There have been few such instances in which the SEC has pursued executives for somehow violating such a plan, according to Allan Horwich, a senior lecturer at Northwestern University School of Law, who has written about 105b-1 plans (see this). However, one notable cased involved Countrywide Financial ceo Angelo Mozilo, who allegedly established four 10b5-1 plans in 2006 while he was aware of material, non-public information concerning an increasing credit risk (read here). He paid a $22.5 million fine two years ago for misleading investors.
So what might the SEC probe in response to the Grassley missive? This remains unclear, but there is the issue of timing when it comes to not only selling stock as part of a 105b-1 plan, but also disseminating news, according to experts. Although the existence of these plans can be used as a defense when insider information is held, theoretically, the release of bad news could be delayed until after stock is to be sold on a pre-specified date.
“The rule may provide participants the opportunity to manipulate the timing or content of disclosure related to material information obtained subsequent to faithful plan initiation. This is because the rule does not require an insider to abstain from trade if she obtains material nonpublic information after she has initiated her trading plan,” wrote Alan Jagolinzer, director of the PhD program in accounting at the Leeds School of Business at the University of Colorado in Management Science. “Therefore, insiders with existing plans can disclose subsequently obtained material, non-public information when it maximizes planned trade profits” (here is the abstract).
As for Vertex, more than two dozen stock sales involving shares held by a 105b-1 plan were made by six different Vertex execs and a board member between May 7, when the stock rose 55 percent on the disclosure of the interim study results, and May 29, when the revision was announced. The largest number of shares – more than 365,300 in total – were sold on May 7, May 8 and May 14 by Nancy Wysenski, the chief commercial officer at prices ranging from $59.19 to $64.27 a share, according to SEC filings. In fact, Wysenski has now decided to retire, according to a statement released late last Friday, by the drugmaker (see this).

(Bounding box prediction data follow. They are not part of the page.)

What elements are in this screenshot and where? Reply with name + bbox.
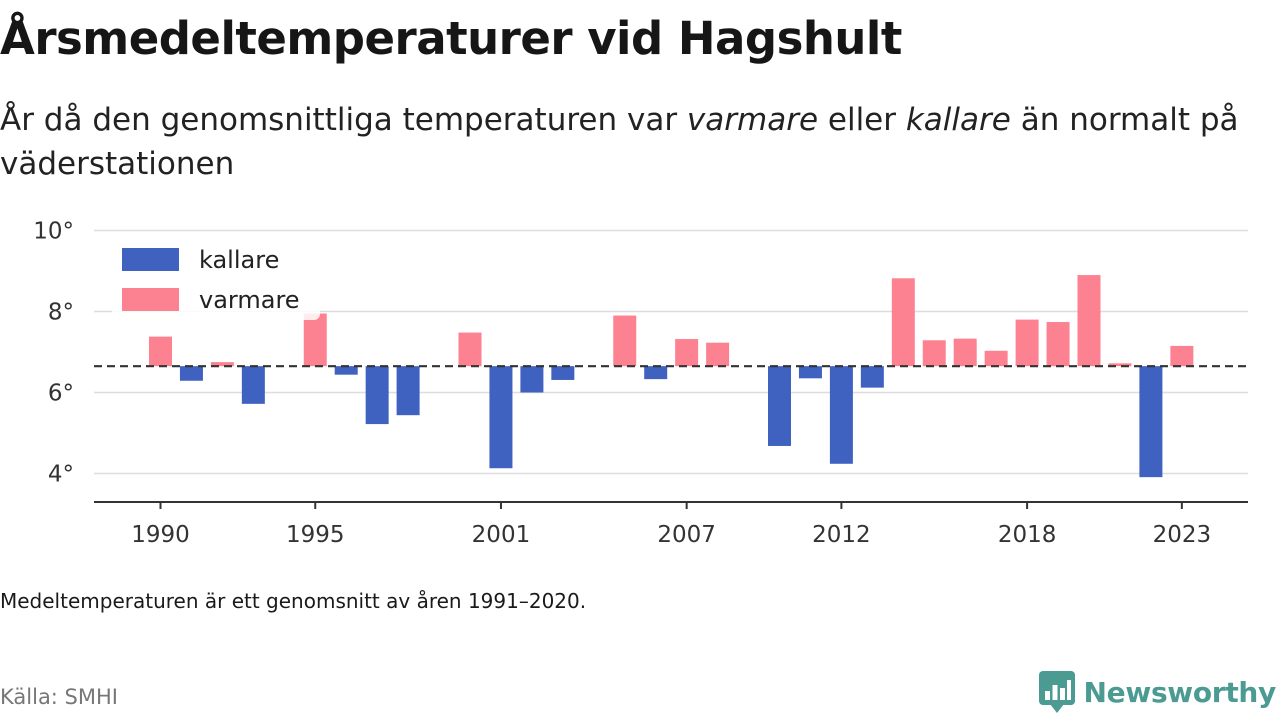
legend: kallare varmare — [112, 232, 320, 320]
x-tick-label: 2023 — [1153, 522, 1212, 548]
grid-lines — [94, 229, 1248, 475]
x-tick-label: 2012 — [812, 522, 871, 548]
bar-2010 — [768, 366, 791, 446]
bar-1998 — [396, 366, 420, 416]
bar-2017 — [984, 350, 1008, 367]
newsworthy-logo-icon — [1038, 671, 1075, 713]
bar-2022 — [1139, 366, 1163, 478]
bar-2006 — [644, 366, 668, 380]
legend-label-varmare: varmare — [199, 286, 300, 314]
bar-2007 — [675, 339, 699, 367]
bar-2000 — [458, 332, 482, 367]
legend-label-kallare: kallare — [199, 246, 279, 274]
x-tick-label: 1990 — [131, 522, 190, 548]
bar-2013 — [860, 366, 884, 388]
bar-1996 — [334, 366, 358, 375]
bar-1993 — [241, 366, 265, 404]
bar-1995 — [303, 313, 327, 367]
subtitle-text-end: än normalt på väderstationen — [0, 102, 1239, 182]
bar-1990 — [149, 336, 172, 367]
x-tick-label: 2018 — [998, 522, 1057, 548]
bar-1992 — [210, 362, 234, 367]
y-tick-label: 10° — [33, 219, 74, 245]
bar-2002 — [520, 366, 544, 393]
bar-2021 — [1108, 363, 1132, 367]
bar-2016 — [953, 338, 977, 367]
brand-name: Newsworthy — [1083, 675, 1277, 709]
chart-title: Årsmedeltemperaturer vid Hagshult — [0, 12, 902, 65]
bar-2018 — [1015, 319, 1039, 367]
bar-2015 — [922, 340, 946, 367]
subtitle-text-start: År då den genomsnittliga temperaturen va… — [0, 102, 687, 138]
y-tick-label: 4° — [48, 462, 74, 488]
bar-2020 — [1077, 275, 1101, 367]
bars — [149, 275, 1194, 478]
source-credit: Källa: SMHI — [0, 685, 118, 709]
subtitle-cold-word: kallare — [905, 102, 1011, 138]
bar-1991 — [179, 366, 203, 381]
subtitle-text-middle: eller — [818, 102, 906, 138]
bar-2019 — [1046, 322, 1070, 367]
bar-2005 — [613, 315, 637, 367]
bar-2001 — [489, 366, 513, 469]
x-axis-ticks: 1990 1995 2001 2007 2012 2018 2023 — [131, 502, 1211, 548]
footnote: Medeltemperaturen är ett genomsnitt av å… — [0, 589, 587, 613]
bar-2014 — [891, 278, 915, 367]
bar-2012 — [829, 366, 853, 464]
y-axis-ticks: 4° 6° 8° 10° — [33, 219, 74, 488]
legend-swatch-kallare — [122, 248, 179, 271]
y-tick-label: 8° — [48, 300, 74, 326]
bar-2011 — [798, 366, 822, 379]
bar-2023 — [1170, 345, 1194, 367]
brand-logo: Newsworthy — [1038, 670, 1276, 714]
subtitle-warm-word: varmare — [686, 102, 819, 138]
x-tick-label: 2001 — [472, 522, 531, 548]
chart-subtitle: År då den genomsnittliga temperaturen va… — [0, 98, 1270, 186]
temperature-bar-chart: 4° 6° 8° 10° 1990 1995 2001 2007 2012 2018 2023 k… — [33, 219, 1248, 548]
legend-swatch-varmare — [122, 288, 179, 311]
bar-2003 — [551, 366, 575, 380]
y-tick-label: 6° — [48, 381, 74, 407]
x-tick-label: 2007 — [657, 522, 716, 548]
x-tick-label: 1995 — [286, 522, 345, 548]
bar-1997 — [365, 366, 389, 425]
bar-2008 — [706, 342, 730, 367]
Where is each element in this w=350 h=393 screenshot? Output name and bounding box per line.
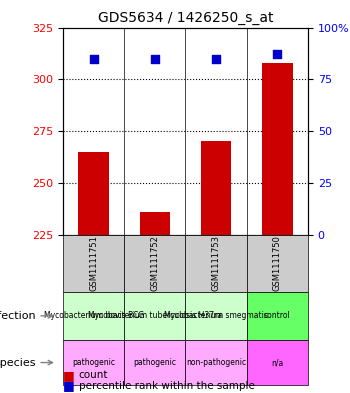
Text: Mycobacterium tuberculosis H37ra: Mycobacterium tuberculosis H37ra: [88, 311, 222, 320]
Point: [274, 51, 280, 57]
Bar: [262, 63, 293, 235]
Text: GSM1111753: GSM1111753: [212, 235, 220, 291]
Title: GDS5634 / 1426250_s_at: GDS5634 / 1426250_s_at: [98, 11, 273, 25]
FancyBboxPatch shape: [124, 292, 186, 340]
Text: control: control: [264, 311, 291, 320]
FancyBboxPatch shape: [63, 340, 124, 385]
Text: ■: ■: [63, 379, 75, 393]
Text: GSM1111750: GSM1111750: [273, 235, 282, 291]
Text: n/a: n/a: [271, 358, 284, 367]
FancyBboxPatch shape: [247, 235, 308, 292]
Text: percentile rank within the sample: percentile rank within the sample: [79, 381, 255, 391]
Text: pathogenic: pathogenic: [133, 358, 176, 367]
Text: infection: infection: [0, 311, 52, 321]
FancyBboxPatch shape: [63, 292, 124, 340]
Text: ■: ■: [63, 369, 75, 382]
Bar: [140, 212, 170, 235]
Bar: [201, 141, 231, 235]
Bar: [78, 152, 109, 235]
FancyBboxPatch shape: [247, 292, 308, 340]
FancyBboxPatch shape: [124, 235, 186, 292]
Text: pathogenic: pathogenic: [72, 358, 115, 367]
Text: count: count: [79, 370, 108, 380]
Point: [91, 55, 97, 62]
Text: species: species: [0, 358, 52, 367]
FancyBboxPatch shape: [186, 235, 247, 292]
Text: Mycobacterium bovis BCG: Mycobacterium bovis BCG: [43, 311, 144, 320]
Text: Mycobacterium smegmatis: Mycobacterium smegmatis: [164, 311, 268, 320]
FancyBboxPatch shape: [247, 340, 308, 385]
FancyBboxPatch shape: [63, 235, 124, 292]
Point: [152, 55, 158, 62]
FancyBboxPatch shape: [124, 340, 186, 385]
Text: GSM1111751: GSM1111751: [89, 235, 98, 291]
FancyBboxPatch shape: [186, 292, 247, 340]
Text: non-pathogenic: non-pathogenic: [186, 358, 246, 367]
FancyBboxPatch shape: [186, 340, 247, 385]
Text: GSM1111752: GSM1111752: [150, 235, 159, 291]
Point: [213, 55, 219, 62]
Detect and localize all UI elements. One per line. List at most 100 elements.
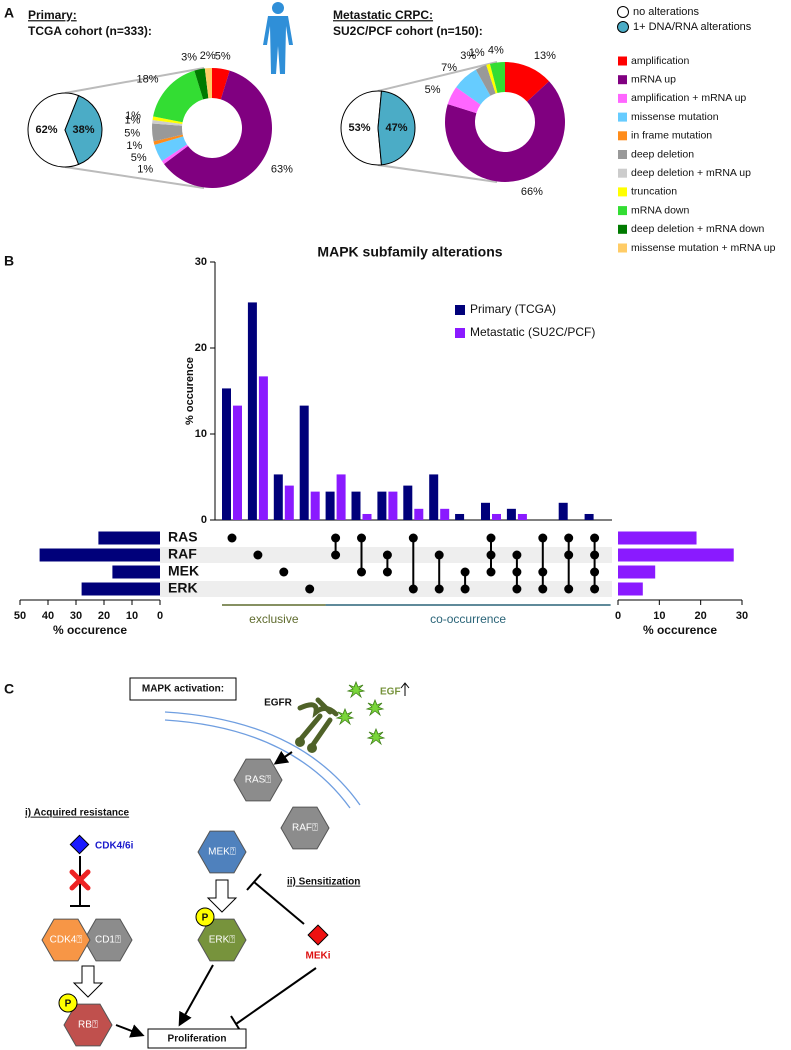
connector	[377, 61, 498, 92]
outcome-label: Proliferation	[168, 1034, 227, 1045]
intersection-dot	[331, 533, 341, 543]
x-tick-label: 30	[736, 610, 748, 622]
pie-slice	[340, 90, 383, 166]
donut-value-label: 3%	[181, 51, 197, 63]
receptor-foot	[295, 737, 305, 747]
donut-value-label: 13%	[534, 50, 556, 62]
donut-value-label: 63%	[271, 163, 293, 175]
panel-label: A	[4, 5, 14, 21]
set-size-bar	[618, 582, 643, 596]
inhibition-bar	[246, 873, 262, 891]
legend-swatch	[618, 206, 627, 216]
donut-value-label: 5%	[131, 152, 147, 164]
drug-label: MEKi	[306, 951, 331, 962]
protein-node	[41, 918, 91, 962]
drug-icon	[307, 924, 329, 946]
intersection-dot	[382, 567, 392, 577]
donut-slice	[456, 69, 491, 105]
intersection-dot	[512, 584, 522, 594]
donut-value-label: 1%	[125, 110, 141, 122]
legend-swatch	[618, 243, 627, 253]
legend-swatch	[617, 21, 629, 33]
ligand-label: EGF	[380, 687, 401, 698]
set-label: RAF	[168, 546, 197, 562]
bar	[492, 513, 501, 520]
chart-title: Primary:	[28, 8, 77, 22]
phospho-label: P	[65, 999, 72, 1010]
donut-value-label: 7%	[441, 62, 457, 74]
legend-swatch	[618, 75, 627, 85]
arrow	[115, 1024, 145, 1038]
intersection-dot	[486, 567, 496, 577]
x-tick-label: 40	[42, 610, 54, 622]
set-size-bar	[112, 565, 160, 579]
inhibition-line	[253, 881, 305, 925]
bar	[247, 302, 257, 520]
connector	[377, 164, 498, 183]
panel-label: B	[4, 253, 14, 269]
connector	[64, 67, 205, 94]
diagram-title: MAPK activation:	[142, 684, 224, 695]
set-size-bar	[98, 531, 160, 545]
intersection-dot	[331, 550, 341, 560]
pie-value-label: 53%	[348, 122, 370, 134]
donut-value-label: 1%	[124, 114, 140, 126]
intersection-dot	[538, 533, 548, 543]
bar	[299, 405, 309, 520]
donut-slice	[204, 68, 212, 99]
intersection-dot	[408, 533, 418, 543]
set-label: MEK	[168, 563, 199, 579]
x-axis-label: % occurence	[643, 623, 717, 637]
donut-value-label: 1%	[126, 140, 142, 152]
protein-label: MEK⍰	[208, 847, 236, 858]
membrane	[164, 711, 361, 806]
intersection-dot	[564, 584, 574, 594]
legend-swatch	[618, 131, 627, 141]
intersection-dot	[434, 550, 444, 560]
intersection-dot	[460, 567, 470, 577]
bar	[310, 491, 320, 520]
intersection-dot	[408, 584, 418, 594]
bar	[388, 491, 398, 520]
x-axis-label: % occurence	[53, 623, 127, 637]
legend-label: deep deletion	[631, 148, 694, 160]
intersection-dot	[279, 567, 289, 577]
legend-swatch	[455, 328, 465, 338]
bar	[455, 513, 465, 520]
intersection-dot	[590, 584, 600, 594]
group-label: co-occurrence	[430, 612, 506, 626]
pathway-nodes: RAS⍰ RAF⍰ MEK⍰ ERK⍰ CD1⍰ CDK4⍰ RB⍰ P P	[41, 758, 330, 1047]
drug-icon	[69, 834, 90, 855]
ligand	[365, 698, 385, 717]
section-label: i) Acquired resistance	[25, 808, 130, 819]
receptor-label: EGFR	[264, 698, 293, 709]
bar	[362, 513, 372, 520]
donut-slice	[152, 116, 183, 124]
protein-label: CD1⍰	[95, 935, 121, 946]
donut-value-label: 18%	[136, 74, 158, 86]
intersection-dot	[512, 567, 522, 577]
donut-slice	[194, 68, 209, 100]
egfr-receptor	[297, 697, 339, 749]
pie-value-label: 38%	[72, 124, 94, 136]
intersection-dot	[486, 550, 496, 560]
bar	[558, 502, 568, 520]
egf-ligands	[335, 680, 386, 746]
legend-label: amplification	[631, 55, 690, 67]
blocked-mark	[69, 869, 91, 891]
set-size-bar	[618, 548, 734, 562]
legend-label: truncation	[631, 186, 677, 198]
donut-slice	[154, 136, 187, 162]
legend-label: mRNA down	[631, 204, 690, 216]
donut-slice	[153, 70, 204, 123]
donut-slice	[161, 144, 188, 164]
set-size-bar	[81, 582, 160, 596]
set-size-bar	[618, 565, 656, 579]
legend-swatch	[618, 224, 627, 234]
protein-label: CDK4⍰	[50, 935, 83, 946]
panel-label: C	[4, 681, 14, 697]
protein-node	[280, 806, 330, 850]
connector	[64, 166, 205, 189]
legend-label: deep deletion + mRNA down	[631, 223, 765, 235]
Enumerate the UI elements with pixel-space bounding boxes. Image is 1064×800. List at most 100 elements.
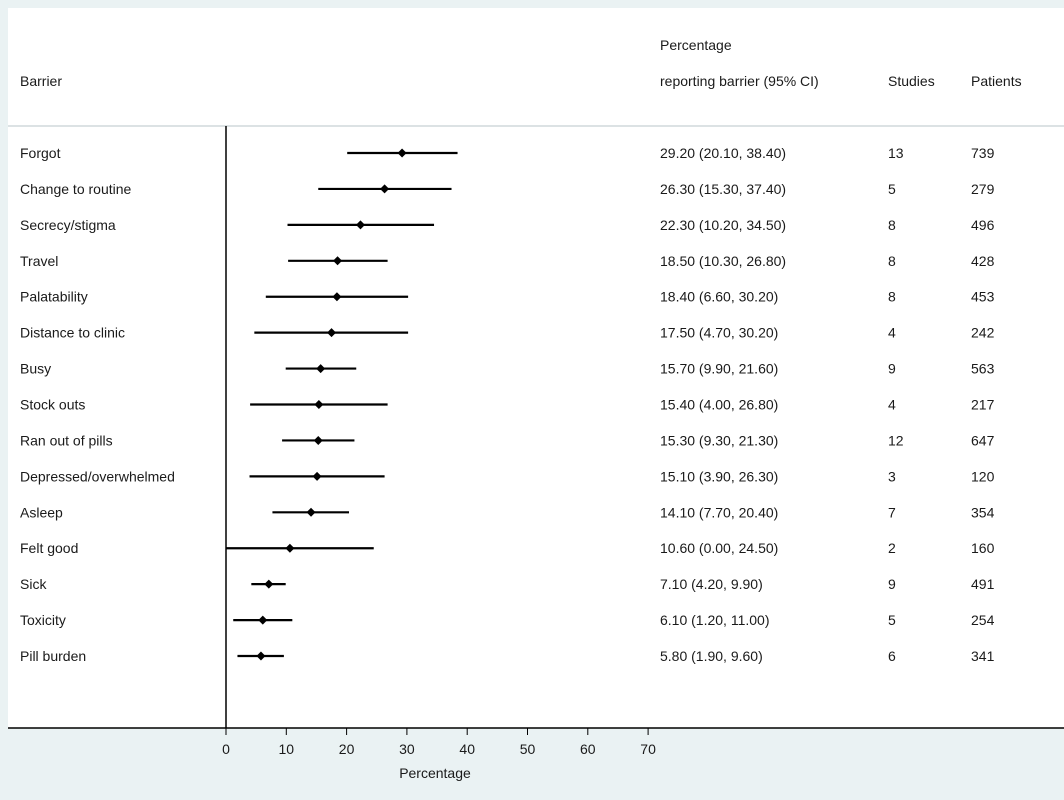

Other Vertex execs who sold stock as part of a 105b-1 plan included Peter Mueller, executive vp of global R&D – 86,000 shares between $52.13 and $65.50; Amit Sachdev, senior vp of corporate affairs and public policy – 58,700 share at $52.13; Paul Silva, senior vp and corporate controller – 56,400 shares at between $60.85 and $61.08; Lisa Kelly, senior vp of human resources – more than 43,200 shares at between $52.13 and $63.84; and Josh Boger, a director and co-founder, more than 11,300 at between $60.59 and $63.65.
And whatever happened to Vertex shares? The stock fell more than 10 percent on May 29 and has yet to recover.